Das Burning Eagle Festival steigt am 4. und 5. August beim Reutlinger Listhof

Luftiger Indierock und gelebte Utopie: Zum fünften Mal geht am 4. und 5. August auf dem Reutlinger Listhof-Gelände das Burning Eagle Festival über zwei Bühnen – 15 Bands sorgen für vom Kommerz unabhängigen Musikgenuss.

02.08.2017

Reutlingen. Die Lautstärke bleibt in Maßen, die Beleuchtung und das Licht gedämpft und kurz nach Mitternacht ist Schluss. Es bleibt genügend Zeit für Begegnungen, Gespräche und um die einmalige Atmosphäre aufzunehmen, die sich da zwischen lauschigem Grün und knorrigen Baumstämmen auftut. Entspannte Livemusik, die Philosophie der Nachhaltigkeit und Naturbezug gehen bei diesem Festival Hand in Hand.

Dennis Adler und Henrik Junger haben mit dem Burning Eagle Festival ein Konzept entwickelt, das Qualität – nicht nur musikalisch – in den Vordergrund rückt. Selbst wenn die beiden inzwischen in Berlin beheimateten Organisatoren auf weniger bekannte Bands setzen, ist für jeden Livemusik-Liebhaber etwas dabei. Gruppen, die Eigenwilliges bieten, bespielen ebenso eine der beiden Bühnen wie entspannt agierende Solointerpreten. Indierock-Acts, die kurz vor dem internationalen Durchbruch stehen, wechseln sich mit Musikern ab, die in ihrer Heimat längst als Geheimtipps gelten. Indiefolk zum Träumen gibt es für die weiblichen Besucher, der nächste Act lädt aber schon wieder zum Abrocken ein. Und immer steht bei diesem ambitionierten Musikfest unter Bäumen das Entdecken im Vordergrund.

Denn auch die Location selbst hat einiges zu bieten: Nach einem gut 15-minütigen Fußmarsch vom Parkplatz beim Listhof durch das Naturschutzgebiet erreichen die Besucher eine Streuobstwiese, die wie in einem verwunschenen Zauberwald liegt. Dort stehen sich zwei kleine Bühnen gegenüber, die während der Konzertauftritte mit dezentem Licht illuminiert werden. Dazwischen sind kleine Fair-Trade-Stände aufgestellt, die regionale Bio-Limonade, Fair-Trade-Klamotten, Bio-Weine und -Bier sowie Mate-Eistee feilbieten. Auch Kulinarisches wie vegane Wraps und Tofu-Snacks aus der Region unterstreichen das Bekenntnis zu fair gehandelten Produkten.
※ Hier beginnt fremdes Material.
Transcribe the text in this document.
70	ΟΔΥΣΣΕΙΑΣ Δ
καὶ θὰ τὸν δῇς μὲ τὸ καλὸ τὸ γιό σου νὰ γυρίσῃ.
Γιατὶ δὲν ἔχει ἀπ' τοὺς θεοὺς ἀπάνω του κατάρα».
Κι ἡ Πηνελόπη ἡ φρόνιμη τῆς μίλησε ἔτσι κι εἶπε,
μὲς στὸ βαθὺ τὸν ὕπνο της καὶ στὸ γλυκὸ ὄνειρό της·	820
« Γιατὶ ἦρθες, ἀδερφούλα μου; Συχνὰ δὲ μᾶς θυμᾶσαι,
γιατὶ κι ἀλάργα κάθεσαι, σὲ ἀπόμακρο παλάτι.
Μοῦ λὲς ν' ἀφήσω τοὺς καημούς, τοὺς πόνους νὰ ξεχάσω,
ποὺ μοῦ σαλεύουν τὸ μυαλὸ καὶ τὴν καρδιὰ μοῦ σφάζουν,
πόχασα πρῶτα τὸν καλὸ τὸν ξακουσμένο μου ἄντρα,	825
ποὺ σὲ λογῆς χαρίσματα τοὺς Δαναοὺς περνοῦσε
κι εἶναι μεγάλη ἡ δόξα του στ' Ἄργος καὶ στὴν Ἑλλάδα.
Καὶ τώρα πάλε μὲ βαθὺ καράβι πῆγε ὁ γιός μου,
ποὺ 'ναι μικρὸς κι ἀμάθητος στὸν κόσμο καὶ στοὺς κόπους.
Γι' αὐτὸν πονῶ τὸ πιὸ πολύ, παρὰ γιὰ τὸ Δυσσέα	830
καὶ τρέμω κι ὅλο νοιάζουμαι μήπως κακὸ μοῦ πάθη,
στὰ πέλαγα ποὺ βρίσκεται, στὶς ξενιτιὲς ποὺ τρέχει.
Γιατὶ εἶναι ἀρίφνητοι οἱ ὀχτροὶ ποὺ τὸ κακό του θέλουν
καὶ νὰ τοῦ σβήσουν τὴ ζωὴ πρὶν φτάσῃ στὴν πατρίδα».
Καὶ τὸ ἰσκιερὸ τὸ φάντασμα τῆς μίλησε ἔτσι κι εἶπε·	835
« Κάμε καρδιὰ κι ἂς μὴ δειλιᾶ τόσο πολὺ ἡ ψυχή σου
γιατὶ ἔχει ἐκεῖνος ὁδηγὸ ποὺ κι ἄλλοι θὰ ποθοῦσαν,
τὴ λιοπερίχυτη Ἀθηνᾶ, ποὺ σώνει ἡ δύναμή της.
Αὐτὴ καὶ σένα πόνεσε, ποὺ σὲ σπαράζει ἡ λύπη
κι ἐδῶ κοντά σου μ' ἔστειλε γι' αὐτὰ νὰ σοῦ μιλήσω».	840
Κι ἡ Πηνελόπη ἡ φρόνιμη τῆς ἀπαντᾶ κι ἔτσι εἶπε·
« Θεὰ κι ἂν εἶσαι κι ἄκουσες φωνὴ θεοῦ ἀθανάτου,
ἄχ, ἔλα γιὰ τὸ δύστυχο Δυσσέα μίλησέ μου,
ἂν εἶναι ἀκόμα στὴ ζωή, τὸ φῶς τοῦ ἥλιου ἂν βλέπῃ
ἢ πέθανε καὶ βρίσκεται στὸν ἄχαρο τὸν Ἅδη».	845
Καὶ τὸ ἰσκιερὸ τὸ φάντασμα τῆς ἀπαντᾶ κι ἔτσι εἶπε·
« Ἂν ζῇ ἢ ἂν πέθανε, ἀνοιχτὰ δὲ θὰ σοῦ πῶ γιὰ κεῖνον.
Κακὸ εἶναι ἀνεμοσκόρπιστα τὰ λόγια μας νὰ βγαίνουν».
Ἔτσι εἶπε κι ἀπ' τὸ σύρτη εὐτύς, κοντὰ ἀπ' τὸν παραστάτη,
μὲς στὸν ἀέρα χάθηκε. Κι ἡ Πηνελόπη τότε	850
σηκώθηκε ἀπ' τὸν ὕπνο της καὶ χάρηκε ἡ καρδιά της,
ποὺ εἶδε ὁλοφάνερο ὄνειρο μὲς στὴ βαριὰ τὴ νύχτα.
Und was die Auswahl der Bands angeht, bauen die Organisatoren ebenfalls auf Qualität und Nachhaltigkeit: Am Freitag eröffnet die Harfenistin Emma Gatrill das Festival um 16 Uhr. Danach folgen Bands wie Fabian Simon&The Moon Machine, Hello Piedpiper, der Londoner Songwriter L.A. Salami und Sons of Noel and Adrian aus Brighton, die allesamt das Erbe der Singer-Songwriter-Ära mit Stolz und Können vor sich her tragen. Hauptact ist die sechsköpfige Band Lambchop aus Nashville, die einen zeitlosen Melancholie-Pop entwirft, der üppig ist und zugleich ganz still, fragil und dennoch riesengroß, schwermütig und doch ganz leicht. Eine sonderbare, andächtige Musik ist das, die auf dem schmalen Grat zwischen Tiefe und Romantik balanciert, dabei aber nicht ins Kitschige abstürzt, nicht einmal ins Wanken gerät.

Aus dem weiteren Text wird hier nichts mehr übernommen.